Event summary combining transcript, slides, and related documents.

Logotype for Banca Sistema S p A

H2 2024 earnings summary

29 May, 2026

Executive summary

  • Bank of Italy's inspection led to stricter loan classification, governance changes, and required reclassification of past due loans, reducing exposures from €372m in 1H24 to €256m in 4Q24, and prompted a three-year capital plan and potential board changes.

  • Net income rose to €25.2 million, up 53% year-over-year, or +20% excluding an €8 million write-back tied to a municipality under conservatorship.

  • Operational performance showed a decisive recovery in revenues and profitability, with strong growth in core business lines and commission income.

  • Capital ratios remained above SREP requirements after reclassification, with CET1 at 13.3% and Total Capital at 16.1% at year-end.

  • Actions are underway to address regulatory findings, including reclassification of loans and reduction of past-due exposures.

Financial highlights

  • Adjusted net interest income grew 18% year-over-year to €82.9 million; fees and commissions increased 36% to €26.7 million.

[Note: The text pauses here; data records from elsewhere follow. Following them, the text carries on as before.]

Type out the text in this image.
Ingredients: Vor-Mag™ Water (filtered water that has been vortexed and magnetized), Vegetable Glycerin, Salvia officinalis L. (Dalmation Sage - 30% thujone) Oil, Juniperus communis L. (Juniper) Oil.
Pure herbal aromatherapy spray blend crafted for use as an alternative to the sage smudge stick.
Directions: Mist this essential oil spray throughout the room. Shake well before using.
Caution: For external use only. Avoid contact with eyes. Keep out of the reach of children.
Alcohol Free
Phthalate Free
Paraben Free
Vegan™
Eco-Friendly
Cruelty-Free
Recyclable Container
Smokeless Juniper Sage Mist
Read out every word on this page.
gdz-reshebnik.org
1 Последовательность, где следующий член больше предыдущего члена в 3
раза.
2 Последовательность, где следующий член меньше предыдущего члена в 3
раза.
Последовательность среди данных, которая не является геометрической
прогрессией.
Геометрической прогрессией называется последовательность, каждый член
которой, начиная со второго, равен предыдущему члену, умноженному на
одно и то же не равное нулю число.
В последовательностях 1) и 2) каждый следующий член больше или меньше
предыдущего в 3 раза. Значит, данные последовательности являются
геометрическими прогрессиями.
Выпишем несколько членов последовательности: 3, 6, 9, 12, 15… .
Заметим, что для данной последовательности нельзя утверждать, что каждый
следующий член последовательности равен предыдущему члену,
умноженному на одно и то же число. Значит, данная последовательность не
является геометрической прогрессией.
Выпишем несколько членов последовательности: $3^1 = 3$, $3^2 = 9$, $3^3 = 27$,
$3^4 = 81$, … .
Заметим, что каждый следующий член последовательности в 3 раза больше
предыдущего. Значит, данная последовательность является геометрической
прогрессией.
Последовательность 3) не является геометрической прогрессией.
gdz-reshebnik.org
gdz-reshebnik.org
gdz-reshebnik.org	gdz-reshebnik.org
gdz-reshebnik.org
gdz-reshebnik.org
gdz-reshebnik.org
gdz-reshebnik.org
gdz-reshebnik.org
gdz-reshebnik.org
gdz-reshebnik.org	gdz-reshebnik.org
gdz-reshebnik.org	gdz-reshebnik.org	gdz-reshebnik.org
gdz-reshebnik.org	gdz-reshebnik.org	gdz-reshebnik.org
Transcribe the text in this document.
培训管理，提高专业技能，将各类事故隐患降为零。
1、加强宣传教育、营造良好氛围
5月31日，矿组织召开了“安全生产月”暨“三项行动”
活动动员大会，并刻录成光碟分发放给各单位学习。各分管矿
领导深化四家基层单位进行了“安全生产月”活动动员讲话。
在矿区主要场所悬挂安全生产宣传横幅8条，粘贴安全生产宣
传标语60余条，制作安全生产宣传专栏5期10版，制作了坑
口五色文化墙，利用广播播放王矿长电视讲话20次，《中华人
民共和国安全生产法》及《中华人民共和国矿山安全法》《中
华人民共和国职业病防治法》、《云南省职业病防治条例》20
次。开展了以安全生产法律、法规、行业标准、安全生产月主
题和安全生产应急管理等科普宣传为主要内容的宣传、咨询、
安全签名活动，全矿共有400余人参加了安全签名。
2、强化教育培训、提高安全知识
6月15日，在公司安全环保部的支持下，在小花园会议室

  • Total gross income rose 17–30% year-over-year, led by factoring, SME guaranteed loans, and pawn loans.

  • Group profit reached €25.2 million, or €19.8 million on an adjusted basis, excluding an €8 million writeback.

  • Factoring division net profit was €38.3 million (adjusted: €33 million); CQ division posted a €15.3 million loss; pawn-broking contributed €3.2 million.

  • Operating costs rose 7% year-over-year, mainly due to higher personnel expenses, business plan implementation, and one-off administrative costs.

Outlook and guidance

  • Uncertainty remains regarding the timing and amount of cash-in from the European Court of Human Rights ruling, which could significantly impact capital and profitability.

  • Ongoing regulatory headwinds, including CRR updates and EBA guidelines on default definition, are being addressed through capital optimization actions.

  • Cost of funding is trending down, which may support future profitability, especially in the CQ business.

  • CQ division expected to improve as legacy low-yield portfolio expires in 2025 and new business is originated.

  • Full impact of the KK acquisition in Portugal anticipated in 2025.